What to Consider With Satellite Phones

When choosing how to stay in touch while remote, satellite connectivity can get expensive, fast. The best way to choose what goes in your flight bag is to weigh your needs for communicating with how much you’re willing to spend.

Coverage

Global satellite coverage is an important feature for pilots and anyone using satellite phones and communicating devices to consider because this detail will determine call clarity and network accessibility.

Battery Life

When considering a satellite communication device for your flight bag, determine how often you expect to use it and how that compares to the battery’s expected lifespan between charges. A power backup, such as a spare battery or auxiliary power bank, might be needed.

Size

When choosing your satellite phone or communication device, consider how you intend to keep up with it. The best way to make sure you have it on you when you need it is to carve out a spot for it in your kit bag. 

Stay Connected on the Go

As much as a satellite phone or communication device helps pilots stay in the loop, FLYING keeps you connected with all the latest news in aviation. Lock down your subscription here.

FAQ 

Can I turn my cell phone into a satellite phone?

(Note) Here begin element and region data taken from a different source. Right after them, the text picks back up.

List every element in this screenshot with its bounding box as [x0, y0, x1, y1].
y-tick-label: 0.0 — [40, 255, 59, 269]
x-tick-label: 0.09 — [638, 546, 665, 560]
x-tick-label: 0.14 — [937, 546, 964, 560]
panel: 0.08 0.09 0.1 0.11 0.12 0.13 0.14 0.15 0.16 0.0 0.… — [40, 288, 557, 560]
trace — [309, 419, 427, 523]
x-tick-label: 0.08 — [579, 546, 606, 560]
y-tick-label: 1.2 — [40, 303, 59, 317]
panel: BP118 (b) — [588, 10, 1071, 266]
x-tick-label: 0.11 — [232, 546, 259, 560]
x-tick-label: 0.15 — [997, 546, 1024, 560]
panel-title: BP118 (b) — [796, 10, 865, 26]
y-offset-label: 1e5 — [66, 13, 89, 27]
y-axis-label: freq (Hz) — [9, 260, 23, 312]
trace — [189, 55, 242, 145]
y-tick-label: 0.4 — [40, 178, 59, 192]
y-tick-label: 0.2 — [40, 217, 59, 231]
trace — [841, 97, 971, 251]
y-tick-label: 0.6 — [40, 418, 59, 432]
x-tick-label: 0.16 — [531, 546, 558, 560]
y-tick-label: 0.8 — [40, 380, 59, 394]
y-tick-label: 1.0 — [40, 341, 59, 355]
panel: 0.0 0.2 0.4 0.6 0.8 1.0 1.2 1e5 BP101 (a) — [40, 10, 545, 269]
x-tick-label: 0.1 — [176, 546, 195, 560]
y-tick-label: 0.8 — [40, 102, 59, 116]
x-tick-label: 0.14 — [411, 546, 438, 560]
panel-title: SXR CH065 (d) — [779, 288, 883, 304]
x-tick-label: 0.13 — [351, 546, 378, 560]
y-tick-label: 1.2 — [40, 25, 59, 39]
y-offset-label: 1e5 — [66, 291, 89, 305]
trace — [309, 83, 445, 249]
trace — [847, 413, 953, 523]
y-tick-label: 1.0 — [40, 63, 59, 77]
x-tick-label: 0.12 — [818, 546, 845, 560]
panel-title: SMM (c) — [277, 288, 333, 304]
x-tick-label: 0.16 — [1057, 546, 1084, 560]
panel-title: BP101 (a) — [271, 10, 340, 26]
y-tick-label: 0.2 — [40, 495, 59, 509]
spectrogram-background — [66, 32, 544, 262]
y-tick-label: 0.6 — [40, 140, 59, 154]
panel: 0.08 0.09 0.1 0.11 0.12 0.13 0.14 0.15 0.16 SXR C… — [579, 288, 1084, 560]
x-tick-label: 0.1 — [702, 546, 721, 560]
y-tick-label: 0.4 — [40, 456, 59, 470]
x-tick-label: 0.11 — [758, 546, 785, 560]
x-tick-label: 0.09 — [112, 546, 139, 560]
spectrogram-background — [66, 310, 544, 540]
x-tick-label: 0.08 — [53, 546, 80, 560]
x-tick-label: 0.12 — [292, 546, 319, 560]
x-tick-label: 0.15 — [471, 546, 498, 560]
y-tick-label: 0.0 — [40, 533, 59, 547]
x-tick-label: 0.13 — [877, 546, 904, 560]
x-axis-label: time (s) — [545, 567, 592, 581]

It is possible to use your mobile phone for texting over a satellite network by using a device, such as the Zoleo satellite communicator.

What is the downside to a satellite phone?

Satellite phones are great for staying in touch, but will get expensive quickly due to pricey per-minute or per-text charges.

Where do you buy satellite phones?

Satellite phones can be purchased online through retailers who specialize in global satellite communications, as well as Amazon.